Буду в памяти беречь.
Необходимость пророка
Далее Новый Завет обветшал.
Ветхий – он, одним словом, ветхий.
Нужен свежий листок на ветке,
Юный голос, что нам бы вещал.
Закрывается первая книга,
Дочитали ее до конца.
У какого найти мудреца
Ту, вторую и новую книгу?
Где толковник,
где тот разумник,
Где тот старший и младший пророк,
Кто собрал бы раздетых, разутых,
Объяснил бы про хлеб и про рок?
Сухопарый, плохо одетый,
Он, по-видимому, вроде студента,
Напряжен, застенчив, небрит.
Он, наверное, только учится,
Диамат и истмат зубрит.
О ему предстоящей участи
Бог ему еще не говорит.
Проглядеть его – ох, не хочется.
В людях это – редчайший сорт.
Ведь судьба его, словно летчица,
Мировой поставит рекорд.
«Жалкие символы наши…»
Жалкие символы наши:
медом и молоком
полные чаши.
Этого можно добиться,
если в лепешку разбиться.
Это недалеко:
мед, молоко.
Скоро накормим медом
и напоим молоком
всех, кто к тому влеком.
Что же мы дальше поставим
целью?
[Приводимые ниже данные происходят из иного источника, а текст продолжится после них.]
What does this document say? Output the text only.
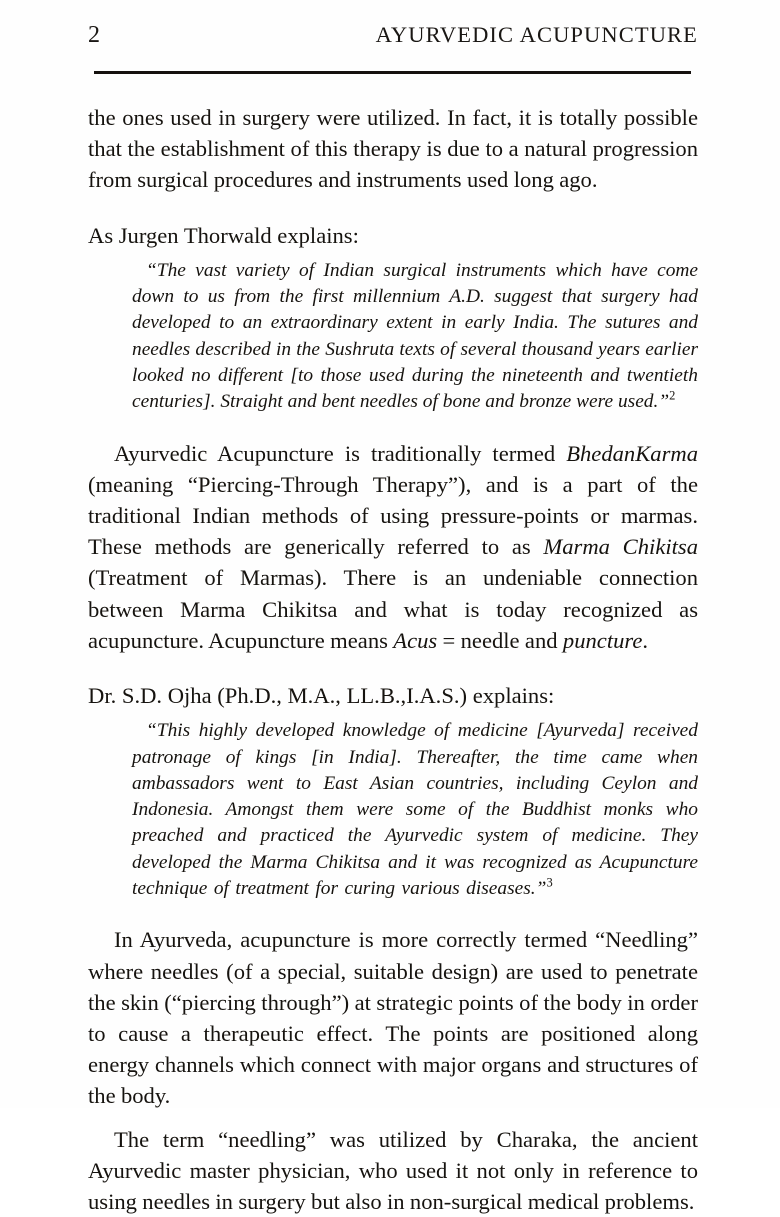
2	AYURVEDIC ACUPUNCTURE

the ones used in surgery were utilized. In fact, it is totally possible that the establishment of this therapy is due to a natural progression from surgical procedures and instruments used long ago.

As Jurgen Thorwald explains:

“The vast variety of Indian surgical instruments which have come down to us from the first millennium A.D. suggest that surgery had developed to an extraordinary extent in early India. The sutures and needles described in the Sushruta texts of several thousand years earlier looked no different [to those used during the nineteenth and twentieth centuries]. Straight and bent needles of bone and bronze were used.”$^2$

Ayurvedic Acupuncture is traditionally termed BhedanKarma (meaning “Piercing-Through Therapy”), and is a part of the traditional Indian methods of using pressure-points or marmas. These methods are generically referred to as Marma Chikitsa (Treatment of Marmas). There is an undeniable connection between Marma Chikitsa and what is today recognized as acupuncture. Acupuncture means Acus = needle and puncture.

Dr. S.D. Ojha (Ph.D., M.A., LL.B.,I.A.S.) explains:

“This highly developed knowledge of medicine [Ayurveda] received patronage of kings [in India]. Thereafter, the time came when ambassadors went to East Asian countries, including Ceylon and Indonesia. Amongst them were some of the Buddhist monks who preached and practiced the Ayurvedic system of medicine. They developed the Marma Chikitsa and it was recognized as Acupuncture technique of treatment for curing various diseases.”$^3$

In Ayurveda, acupuncture is more correctly termed “Needling” where needles (of a special, suitable design) are used to penetrate the skin (“piercing through”) at strategic points of the body in order to cause a therapeutic effect. The points are positioned along energy channels which connect with major organs and structures of the body.

The term “needling” was utilized by Charaka, the ancient Ayurvedic master physician, who used it not only in reference to using needles in surgery but also in non-surgical medical problems.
Куда позовем?
«Хорошо будет только по части жратвы…»
Хорошо будет только по части жратвы,
то есть завтрака, ужина и обеда,
как предвидите, живописуете вы,
человечество в этом одержит победу.
Наедятся от пуза, завалятся спать
на сто лет, на два века, на тысячелетье.
Общим храпом закончится то лихолетье,
что доныне историей принято звать.
А потом, отоспавшись, решат, как им быть,
что же, собственно, делать, и, видимо, скоро
постановят наплевать и забыть
все, что было, не помнить стыда и позора.
«Необходима цель…»
Необходима цель
стране и человеку.
Минуте, дню и веку
необходима цель.
Минуту исключим.
И даже день, пожалуй, —
пустой бывает, шалый,
без следствий и причин.
Но век или народ
немыслим без заданья.
По дебрям мирозданья
без цели не пройдет.
Особенно когда
тяжелая година,
цель так необходима,
как хлеб или вода.
Пусть где-нибудь вдали
фонарик нам посветит
и людям цель отметит,
чтоб мы вперед пошли.
Платон
Стали много читать Платона.
Любят строй драматических глав.
После выхода каждого тома
выкупает подписчик стремглав.
Интересно, помогут ли совести
эти споры античных времен,
эти красноречивые повести —
те, что нам повествует Платон.
Скоро выяснится. А покуда
мы не знаем еще:
причуда,
хобби,
красного ради словца,
что дороже родного отца,
или этот старинный философ,
всех томов его полный объем,
отвечает на пару вопросов —
тех,
что мы себе задаем.
«Союз писателей похож на Млечный Путь…»
Союз писателей похож на Млечный Путь:
миров, почти равновеликих, давка.
Залетная какая-нибудь славка
вдруг чувствует: ни охнуть, ни вздохнуть.
Из качеств областного соловья
сначала выпирает только серость.
Здесь ценят дерзость, лихость или смелость.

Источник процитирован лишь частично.